Гейл припомнил, что часто в рассеянности скользил глазами по буквам этого имени, и связано оно не то с мылом, не то с лекарством, не то с вечными перьями. Он мало разбирался в этих делах, но все же мог себе представить, что бизнесмену такого калибра вполне по карману и вина, и павлины, хоть он и живет в невзрачном особняке. Но другие мысли мучили его, и он невесело глядел в окно, в павлиний сад, где умирали на траве последние лучи заката.

Тем временем члены «Клуба тринадцати» входили в комнату и рассаживались по местам. Большинство из них отличалось бойкостью, а некоторые — и наглостью. У самых молодых, с виду похожих на очень мелких служащих, лица были глупые и беспокойные, словно они участвовали в опасной игре. И только двое из двенадцати были явно приличными людьми: сухонький морщинистый старичок в огромном рыжем парике и высокий крепкий человек неопределенного возраста и несомненного ума. Первый оказался сэром Дэниелом Кридом, в свое (довольно давнее) время прославившемся в суде.
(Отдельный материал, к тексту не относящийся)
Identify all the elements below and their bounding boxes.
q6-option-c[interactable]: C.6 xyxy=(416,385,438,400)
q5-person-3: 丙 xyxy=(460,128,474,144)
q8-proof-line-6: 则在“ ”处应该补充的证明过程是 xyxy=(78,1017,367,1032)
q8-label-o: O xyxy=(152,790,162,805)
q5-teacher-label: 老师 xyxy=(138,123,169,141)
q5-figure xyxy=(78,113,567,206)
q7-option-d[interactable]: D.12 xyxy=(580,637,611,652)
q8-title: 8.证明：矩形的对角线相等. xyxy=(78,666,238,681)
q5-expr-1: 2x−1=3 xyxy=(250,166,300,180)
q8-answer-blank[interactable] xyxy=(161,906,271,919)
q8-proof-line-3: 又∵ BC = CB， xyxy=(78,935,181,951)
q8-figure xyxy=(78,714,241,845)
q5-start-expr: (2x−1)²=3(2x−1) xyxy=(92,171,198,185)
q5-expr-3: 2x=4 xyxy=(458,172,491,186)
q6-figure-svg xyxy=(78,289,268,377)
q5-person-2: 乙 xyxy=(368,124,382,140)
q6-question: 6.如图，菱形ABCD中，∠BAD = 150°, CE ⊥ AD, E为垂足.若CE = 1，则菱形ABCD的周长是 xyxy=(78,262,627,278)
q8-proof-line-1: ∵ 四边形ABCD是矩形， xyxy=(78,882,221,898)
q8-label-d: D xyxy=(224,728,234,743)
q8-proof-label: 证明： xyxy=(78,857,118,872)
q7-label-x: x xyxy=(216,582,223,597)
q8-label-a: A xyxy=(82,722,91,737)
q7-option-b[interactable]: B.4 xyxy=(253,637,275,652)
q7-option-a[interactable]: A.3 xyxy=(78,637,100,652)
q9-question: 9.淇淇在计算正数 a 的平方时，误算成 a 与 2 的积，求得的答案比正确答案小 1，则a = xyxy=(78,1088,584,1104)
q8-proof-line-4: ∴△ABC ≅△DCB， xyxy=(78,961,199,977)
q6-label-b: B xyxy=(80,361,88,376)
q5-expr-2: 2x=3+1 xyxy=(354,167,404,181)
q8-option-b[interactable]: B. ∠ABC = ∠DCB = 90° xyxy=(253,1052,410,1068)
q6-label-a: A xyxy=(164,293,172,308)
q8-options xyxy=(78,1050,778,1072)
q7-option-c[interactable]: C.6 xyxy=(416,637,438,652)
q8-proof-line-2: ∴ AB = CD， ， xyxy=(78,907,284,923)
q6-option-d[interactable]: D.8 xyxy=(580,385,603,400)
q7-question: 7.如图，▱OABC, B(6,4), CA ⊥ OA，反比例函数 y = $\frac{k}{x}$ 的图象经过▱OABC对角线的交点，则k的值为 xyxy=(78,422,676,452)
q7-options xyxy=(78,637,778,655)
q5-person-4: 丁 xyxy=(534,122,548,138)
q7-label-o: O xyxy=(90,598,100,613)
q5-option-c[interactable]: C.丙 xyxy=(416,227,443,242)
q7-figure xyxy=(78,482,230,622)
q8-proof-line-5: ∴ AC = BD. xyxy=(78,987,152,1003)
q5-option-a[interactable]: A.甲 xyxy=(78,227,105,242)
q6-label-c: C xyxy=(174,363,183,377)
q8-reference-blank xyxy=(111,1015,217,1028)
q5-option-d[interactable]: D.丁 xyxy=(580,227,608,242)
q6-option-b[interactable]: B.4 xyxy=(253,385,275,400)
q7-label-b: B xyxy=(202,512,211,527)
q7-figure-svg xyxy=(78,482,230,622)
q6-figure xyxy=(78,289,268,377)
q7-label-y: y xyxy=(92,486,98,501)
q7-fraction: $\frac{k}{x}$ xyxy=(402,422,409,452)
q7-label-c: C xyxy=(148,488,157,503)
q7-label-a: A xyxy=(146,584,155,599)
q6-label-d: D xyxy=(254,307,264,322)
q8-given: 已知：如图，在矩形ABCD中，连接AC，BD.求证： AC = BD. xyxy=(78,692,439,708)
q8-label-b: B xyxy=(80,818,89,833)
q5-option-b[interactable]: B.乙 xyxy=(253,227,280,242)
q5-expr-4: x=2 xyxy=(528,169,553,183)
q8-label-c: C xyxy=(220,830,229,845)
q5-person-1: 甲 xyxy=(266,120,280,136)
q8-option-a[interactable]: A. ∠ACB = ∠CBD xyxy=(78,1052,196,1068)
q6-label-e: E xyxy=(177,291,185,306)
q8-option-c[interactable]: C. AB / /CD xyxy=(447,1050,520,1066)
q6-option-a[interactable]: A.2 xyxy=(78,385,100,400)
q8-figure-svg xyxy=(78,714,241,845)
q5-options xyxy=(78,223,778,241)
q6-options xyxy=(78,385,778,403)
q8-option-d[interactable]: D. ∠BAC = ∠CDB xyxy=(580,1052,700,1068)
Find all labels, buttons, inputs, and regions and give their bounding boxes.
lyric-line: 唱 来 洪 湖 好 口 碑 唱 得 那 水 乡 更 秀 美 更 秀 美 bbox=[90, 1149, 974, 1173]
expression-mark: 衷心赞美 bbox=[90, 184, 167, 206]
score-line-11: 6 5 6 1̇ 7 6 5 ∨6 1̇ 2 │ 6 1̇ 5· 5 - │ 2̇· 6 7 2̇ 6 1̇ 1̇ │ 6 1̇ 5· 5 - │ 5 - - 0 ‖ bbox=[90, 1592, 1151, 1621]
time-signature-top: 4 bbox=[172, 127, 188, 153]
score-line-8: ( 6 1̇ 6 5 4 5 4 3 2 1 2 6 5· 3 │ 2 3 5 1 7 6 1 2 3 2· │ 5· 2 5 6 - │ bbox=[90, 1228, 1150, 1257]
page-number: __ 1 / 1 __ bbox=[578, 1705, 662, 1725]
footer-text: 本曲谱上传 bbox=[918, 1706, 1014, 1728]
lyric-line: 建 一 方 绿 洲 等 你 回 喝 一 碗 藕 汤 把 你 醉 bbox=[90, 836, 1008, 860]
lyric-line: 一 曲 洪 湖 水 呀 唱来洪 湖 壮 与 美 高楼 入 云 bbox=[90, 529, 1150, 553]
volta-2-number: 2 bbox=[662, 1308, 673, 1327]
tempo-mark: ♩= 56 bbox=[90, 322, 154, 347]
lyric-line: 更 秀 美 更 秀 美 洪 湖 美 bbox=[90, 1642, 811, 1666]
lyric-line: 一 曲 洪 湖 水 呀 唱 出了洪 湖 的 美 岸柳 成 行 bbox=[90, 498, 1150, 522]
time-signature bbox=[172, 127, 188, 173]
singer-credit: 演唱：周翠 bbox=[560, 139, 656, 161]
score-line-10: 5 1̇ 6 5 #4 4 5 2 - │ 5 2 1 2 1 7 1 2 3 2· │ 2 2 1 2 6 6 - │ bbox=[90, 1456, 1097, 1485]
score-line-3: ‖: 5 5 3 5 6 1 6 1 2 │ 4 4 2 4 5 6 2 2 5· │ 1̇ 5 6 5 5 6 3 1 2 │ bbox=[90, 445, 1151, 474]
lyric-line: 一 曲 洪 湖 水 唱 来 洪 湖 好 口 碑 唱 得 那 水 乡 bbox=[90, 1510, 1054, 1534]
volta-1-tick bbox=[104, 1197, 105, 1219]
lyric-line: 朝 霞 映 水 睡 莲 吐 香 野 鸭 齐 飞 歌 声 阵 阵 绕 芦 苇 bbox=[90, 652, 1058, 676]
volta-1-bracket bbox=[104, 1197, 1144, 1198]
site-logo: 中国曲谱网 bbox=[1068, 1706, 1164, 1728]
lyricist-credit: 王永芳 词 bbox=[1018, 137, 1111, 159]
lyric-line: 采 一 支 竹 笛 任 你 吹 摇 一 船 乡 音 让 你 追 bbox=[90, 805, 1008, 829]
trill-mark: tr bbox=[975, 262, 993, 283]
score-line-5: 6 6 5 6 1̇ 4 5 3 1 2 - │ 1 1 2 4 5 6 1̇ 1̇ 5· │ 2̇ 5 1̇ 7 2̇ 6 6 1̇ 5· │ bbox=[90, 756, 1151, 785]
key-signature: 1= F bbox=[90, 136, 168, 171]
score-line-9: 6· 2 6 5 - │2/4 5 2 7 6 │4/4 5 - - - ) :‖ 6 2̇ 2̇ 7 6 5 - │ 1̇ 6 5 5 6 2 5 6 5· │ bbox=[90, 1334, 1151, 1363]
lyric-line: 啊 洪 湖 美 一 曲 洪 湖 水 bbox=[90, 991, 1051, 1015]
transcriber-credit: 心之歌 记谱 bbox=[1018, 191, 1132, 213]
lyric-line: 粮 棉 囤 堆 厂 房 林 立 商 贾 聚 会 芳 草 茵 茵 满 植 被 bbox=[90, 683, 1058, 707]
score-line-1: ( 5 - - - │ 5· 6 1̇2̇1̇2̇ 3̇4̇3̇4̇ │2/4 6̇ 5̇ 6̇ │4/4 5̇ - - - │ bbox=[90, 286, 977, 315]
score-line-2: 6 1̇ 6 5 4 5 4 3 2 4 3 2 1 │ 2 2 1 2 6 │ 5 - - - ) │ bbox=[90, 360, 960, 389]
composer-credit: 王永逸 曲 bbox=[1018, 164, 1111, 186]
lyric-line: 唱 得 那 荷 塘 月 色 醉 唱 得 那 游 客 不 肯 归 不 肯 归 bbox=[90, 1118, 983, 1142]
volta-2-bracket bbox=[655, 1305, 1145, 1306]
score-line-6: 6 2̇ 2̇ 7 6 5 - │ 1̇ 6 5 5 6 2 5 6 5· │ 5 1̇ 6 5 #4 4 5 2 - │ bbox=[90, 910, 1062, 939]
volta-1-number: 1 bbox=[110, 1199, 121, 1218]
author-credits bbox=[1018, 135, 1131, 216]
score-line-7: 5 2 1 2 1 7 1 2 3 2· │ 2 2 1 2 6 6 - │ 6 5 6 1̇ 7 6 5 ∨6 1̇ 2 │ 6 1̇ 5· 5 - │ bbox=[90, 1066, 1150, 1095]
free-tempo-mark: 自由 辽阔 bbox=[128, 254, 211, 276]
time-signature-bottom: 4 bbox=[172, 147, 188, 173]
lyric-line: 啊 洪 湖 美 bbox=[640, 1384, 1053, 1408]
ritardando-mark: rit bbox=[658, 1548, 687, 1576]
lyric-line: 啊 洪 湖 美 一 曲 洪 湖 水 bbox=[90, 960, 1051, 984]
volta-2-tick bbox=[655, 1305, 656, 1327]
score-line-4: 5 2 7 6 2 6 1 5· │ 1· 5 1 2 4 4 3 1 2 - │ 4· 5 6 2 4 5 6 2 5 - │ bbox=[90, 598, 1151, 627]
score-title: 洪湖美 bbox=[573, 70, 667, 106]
Второй звался просто мистер Ноэл, но сразу было видно, что он умнее и значительней старика. Лицо у него было крупное, резкое и красивое, а впалые виски и глубокие глазницы говорили о духовной, а не о телесной усталости. Чутье подсказало поэту, что он и впрямь устал; что прежде чем присоединиться к этой странной компании, он перевидал много других и, наверное, еще не нашел достаточно странной.